About Pip and Jane Baker’s episode 14, I don’t know that there’s much to say other than the story takes a sudden, wrenching turn toward the shallow dumbness of a Scooby Doo episode, complete with the villain hiding behind a rubber mask for no particular reason. It’s full of plot holes and silly concepts executed clumsily: Why did the Valeyard bother to take the alias of J.J. Chambers? Who led the revolt against the High Council, and why wasn’t that a bigger part of the storyline? What does the Valeyard’s line “there’s nothing you can do to prevent the catharsis of spurious morality” even mean? But in the end, it doesn’t matter. The trial is over, and though the Doctor is found innocent, the show itself was proven guilty of a drastic need for change. And the next season, with the advent of Sylvester McCoy and Andrew Cartmel, would find Doctor Who regenerating itself anew once more. And not a moment too soon.

Stray observations

• It’s worth noting that Colin Baker gets to sink his teeth into one really solid monologue as the Doctor, in high dudgeon, rails against the hypocrisy of Gallifrey’s powers-that-be: “In all my travellings throughout the universe I have battled against evil, against power-mad conspirators.

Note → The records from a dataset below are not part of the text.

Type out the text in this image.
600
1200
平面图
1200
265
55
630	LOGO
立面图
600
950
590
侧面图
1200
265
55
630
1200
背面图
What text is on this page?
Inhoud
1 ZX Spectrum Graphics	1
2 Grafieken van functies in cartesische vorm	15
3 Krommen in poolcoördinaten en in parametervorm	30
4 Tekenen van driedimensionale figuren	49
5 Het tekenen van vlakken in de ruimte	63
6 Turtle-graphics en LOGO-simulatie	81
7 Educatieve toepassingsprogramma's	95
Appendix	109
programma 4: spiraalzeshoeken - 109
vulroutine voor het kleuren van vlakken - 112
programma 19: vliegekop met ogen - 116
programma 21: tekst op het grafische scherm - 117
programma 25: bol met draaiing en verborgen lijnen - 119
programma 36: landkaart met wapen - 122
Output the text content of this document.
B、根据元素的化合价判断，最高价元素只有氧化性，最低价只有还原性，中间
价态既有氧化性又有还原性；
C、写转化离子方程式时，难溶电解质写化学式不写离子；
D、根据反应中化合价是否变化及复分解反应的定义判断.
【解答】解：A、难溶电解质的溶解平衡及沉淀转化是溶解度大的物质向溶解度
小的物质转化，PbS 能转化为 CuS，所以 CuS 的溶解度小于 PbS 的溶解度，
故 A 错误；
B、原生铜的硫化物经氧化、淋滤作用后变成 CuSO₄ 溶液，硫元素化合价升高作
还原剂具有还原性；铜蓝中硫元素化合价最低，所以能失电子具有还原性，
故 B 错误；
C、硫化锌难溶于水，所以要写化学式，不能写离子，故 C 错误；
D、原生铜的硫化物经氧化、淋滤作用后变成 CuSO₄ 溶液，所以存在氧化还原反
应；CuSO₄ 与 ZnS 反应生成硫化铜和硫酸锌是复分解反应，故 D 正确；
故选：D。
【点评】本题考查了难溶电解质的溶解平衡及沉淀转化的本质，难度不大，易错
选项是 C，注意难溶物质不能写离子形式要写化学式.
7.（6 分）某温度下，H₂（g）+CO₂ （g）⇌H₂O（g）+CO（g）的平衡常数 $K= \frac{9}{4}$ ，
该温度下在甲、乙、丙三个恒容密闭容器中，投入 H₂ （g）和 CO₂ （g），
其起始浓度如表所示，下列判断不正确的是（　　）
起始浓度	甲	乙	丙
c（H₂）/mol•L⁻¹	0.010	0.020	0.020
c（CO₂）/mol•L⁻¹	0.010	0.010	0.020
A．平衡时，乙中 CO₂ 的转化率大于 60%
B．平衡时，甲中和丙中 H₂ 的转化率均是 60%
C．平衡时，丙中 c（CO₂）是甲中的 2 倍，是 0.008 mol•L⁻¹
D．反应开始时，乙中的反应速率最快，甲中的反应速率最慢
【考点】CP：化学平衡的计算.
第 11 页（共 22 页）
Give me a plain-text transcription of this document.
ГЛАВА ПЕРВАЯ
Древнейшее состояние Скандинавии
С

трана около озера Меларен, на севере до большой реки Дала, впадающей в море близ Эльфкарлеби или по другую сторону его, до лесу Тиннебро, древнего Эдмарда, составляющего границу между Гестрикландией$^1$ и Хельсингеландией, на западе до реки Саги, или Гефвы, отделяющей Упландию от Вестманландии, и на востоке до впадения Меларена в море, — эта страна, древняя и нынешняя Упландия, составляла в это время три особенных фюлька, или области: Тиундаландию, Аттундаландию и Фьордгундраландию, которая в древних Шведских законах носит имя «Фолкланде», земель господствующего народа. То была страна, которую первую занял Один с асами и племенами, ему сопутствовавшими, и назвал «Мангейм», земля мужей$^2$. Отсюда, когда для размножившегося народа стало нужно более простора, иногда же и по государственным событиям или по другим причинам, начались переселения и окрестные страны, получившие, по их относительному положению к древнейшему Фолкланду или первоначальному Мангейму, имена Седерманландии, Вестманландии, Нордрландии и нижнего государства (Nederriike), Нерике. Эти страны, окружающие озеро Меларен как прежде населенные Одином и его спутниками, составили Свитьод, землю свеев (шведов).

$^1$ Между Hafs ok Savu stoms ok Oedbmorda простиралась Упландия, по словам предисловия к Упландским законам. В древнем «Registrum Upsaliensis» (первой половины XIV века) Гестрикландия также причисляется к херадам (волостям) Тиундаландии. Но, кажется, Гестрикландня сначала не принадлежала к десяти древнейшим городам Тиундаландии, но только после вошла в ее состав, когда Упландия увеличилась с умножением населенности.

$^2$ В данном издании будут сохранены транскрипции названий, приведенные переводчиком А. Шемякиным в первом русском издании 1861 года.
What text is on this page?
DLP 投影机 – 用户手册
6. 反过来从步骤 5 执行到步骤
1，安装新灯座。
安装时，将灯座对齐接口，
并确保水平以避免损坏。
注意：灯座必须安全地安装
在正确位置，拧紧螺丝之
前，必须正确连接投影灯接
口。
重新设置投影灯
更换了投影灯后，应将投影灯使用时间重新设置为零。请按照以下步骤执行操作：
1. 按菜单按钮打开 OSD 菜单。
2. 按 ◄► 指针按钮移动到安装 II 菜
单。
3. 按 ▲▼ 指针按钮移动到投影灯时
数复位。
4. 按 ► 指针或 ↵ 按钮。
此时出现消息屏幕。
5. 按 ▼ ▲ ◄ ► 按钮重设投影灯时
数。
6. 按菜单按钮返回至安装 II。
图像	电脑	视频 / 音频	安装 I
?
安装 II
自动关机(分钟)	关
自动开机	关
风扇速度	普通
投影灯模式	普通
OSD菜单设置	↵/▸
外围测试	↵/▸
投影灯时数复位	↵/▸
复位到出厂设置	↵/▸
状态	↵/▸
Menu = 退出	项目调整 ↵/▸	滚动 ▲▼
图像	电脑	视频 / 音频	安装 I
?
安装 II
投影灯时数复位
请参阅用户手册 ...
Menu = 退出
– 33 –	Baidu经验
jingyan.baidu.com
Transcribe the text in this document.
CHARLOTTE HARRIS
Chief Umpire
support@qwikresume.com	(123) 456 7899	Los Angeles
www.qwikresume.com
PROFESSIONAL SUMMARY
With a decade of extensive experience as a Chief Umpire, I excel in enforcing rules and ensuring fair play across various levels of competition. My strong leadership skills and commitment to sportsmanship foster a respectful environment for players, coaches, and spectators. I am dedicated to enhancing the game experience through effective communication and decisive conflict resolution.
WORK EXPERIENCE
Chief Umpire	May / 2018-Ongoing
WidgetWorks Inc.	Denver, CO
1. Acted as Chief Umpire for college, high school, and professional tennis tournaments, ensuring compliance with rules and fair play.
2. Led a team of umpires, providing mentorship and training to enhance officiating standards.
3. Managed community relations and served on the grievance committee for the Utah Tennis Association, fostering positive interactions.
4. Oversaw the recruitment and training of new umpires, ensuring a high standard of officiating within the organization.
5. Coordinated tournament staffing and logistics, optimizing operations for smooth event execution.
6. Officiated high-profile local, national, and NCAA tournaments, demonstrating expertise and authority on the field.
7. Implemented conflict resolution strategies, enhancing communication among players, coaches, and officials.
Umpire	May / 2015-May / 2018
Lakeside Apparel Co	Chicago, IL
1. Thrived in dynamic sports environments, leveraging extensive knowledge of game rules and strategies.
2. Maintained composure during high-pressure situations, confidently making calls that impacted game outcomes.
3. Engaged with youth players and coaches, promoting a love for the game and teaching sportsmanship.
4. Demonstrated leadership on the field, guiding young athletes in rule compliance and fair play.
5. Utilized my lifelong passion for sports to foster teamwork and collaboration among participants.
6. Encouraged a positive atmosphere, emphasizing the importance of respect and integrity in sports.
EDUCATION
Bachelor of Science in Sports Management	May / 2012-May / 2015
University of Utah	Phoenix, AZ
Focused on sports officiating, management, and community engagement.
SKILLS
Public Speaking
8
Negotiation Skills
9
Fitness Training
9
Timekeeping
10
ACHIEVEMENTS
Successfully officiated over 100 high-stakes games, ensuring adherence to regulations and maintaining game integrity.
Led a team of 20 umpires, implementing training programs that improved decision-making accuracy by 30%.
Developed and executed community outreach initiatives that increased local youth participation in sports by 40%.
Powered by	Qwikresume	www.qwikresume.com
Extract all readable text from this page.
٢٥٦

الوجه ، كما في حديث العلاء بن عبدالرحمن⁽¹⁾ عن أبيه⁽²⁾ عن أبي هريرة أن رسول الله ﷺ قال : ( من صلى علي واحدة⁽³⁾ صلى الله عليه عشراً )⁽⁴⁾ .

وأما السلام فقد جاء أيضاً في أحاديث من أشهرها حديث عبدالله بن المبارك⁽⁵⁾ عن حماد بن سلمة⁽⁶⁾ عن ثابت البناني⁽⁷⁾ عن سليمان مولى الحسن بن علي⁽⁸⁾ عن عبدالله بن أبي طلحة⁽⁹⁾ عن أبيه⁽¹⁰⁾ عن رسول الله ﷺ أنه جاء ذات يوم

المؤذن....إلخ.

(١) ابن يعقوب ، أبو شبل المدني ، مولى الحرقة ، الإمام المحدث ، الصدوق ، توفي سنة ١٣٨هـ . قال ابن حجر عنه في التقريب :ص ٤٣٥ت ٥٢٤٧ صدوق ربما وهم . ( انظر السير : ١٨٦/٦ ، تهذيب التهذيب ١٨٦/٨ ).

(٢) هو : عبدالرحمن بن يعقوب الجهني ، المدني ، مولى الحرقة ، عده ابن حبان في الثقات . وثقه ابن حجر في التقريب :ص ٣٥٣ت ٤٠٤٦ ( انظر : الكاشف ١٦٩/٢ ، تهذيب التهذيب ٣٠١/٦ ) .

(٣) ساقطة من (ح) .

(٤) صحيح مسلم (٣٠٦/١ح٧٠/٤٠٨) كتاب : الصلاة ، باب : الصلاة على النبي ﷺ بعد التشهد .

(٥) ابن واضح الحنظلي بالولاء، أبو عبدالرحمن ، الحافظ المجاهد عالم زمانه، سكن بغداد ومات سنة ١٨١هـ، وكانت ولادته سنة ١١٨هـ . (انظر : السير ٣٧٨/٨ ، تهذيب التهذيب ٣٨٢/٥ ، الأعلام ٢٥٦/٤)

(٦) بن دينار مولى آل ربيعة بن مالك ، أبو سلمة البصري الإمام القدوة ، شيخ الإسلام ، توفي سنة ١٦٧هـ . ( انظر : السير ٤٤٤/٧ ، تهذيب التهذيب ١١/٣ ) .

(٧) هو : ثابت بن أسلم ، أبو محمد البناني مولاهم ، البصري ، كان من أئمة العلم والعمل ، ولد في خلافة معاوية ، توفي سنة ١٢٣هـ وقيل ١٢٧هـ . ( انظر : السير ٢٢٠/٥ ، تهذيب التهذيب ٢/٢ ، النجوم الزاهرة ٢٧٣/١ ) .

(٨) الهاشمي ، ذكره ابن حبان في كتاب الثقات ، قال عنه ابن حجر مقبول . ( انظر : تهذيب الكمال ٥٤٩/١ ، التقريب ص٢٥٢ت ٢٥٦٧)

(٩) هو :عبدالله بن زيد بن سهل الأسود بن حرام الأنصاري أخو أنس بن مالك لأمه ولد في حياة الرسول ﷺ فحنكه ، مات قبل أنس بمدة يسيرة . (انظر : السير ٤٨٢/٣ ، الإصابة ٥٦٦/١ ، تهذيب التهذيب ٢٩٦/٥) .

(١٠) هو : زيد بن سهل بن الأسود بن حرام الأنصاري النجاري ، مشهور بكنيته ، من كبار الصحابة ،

I should have stayed here. The oldest civilisation, decadent, degenerate and rotten to the core. Ha! Power-mad conspirators, Daleks, Sontarans, Cybermen, they’re still in the nursery compared to us. Ten million years of absolute power, that’s what it takes to be really corrupt.”

• Upcoming schedule:

•  Thanks for your patience as I took some time away from Doctor Who Classic coverage over the last few weeks. Going forward, some more schedule changes: Instead of biweekly, I’ll be writing about the show on a monthly basis instead, publishing at 2 p.m. on the first Saturday of each month. In July, we’ll start covering the Fourth Doctor’s season-long “Key To Time” arc, in order, with stories from other seasons interspersed inbetween. I’ve already covered the first Key serial, “The Ribos Operation,” so we’ll start with “The Pirate Planet.” Then in August: The early Seventh Doctor serial “Paradise Towers,” arguably the first sign that the show had found its way again after the “Trial” debacle.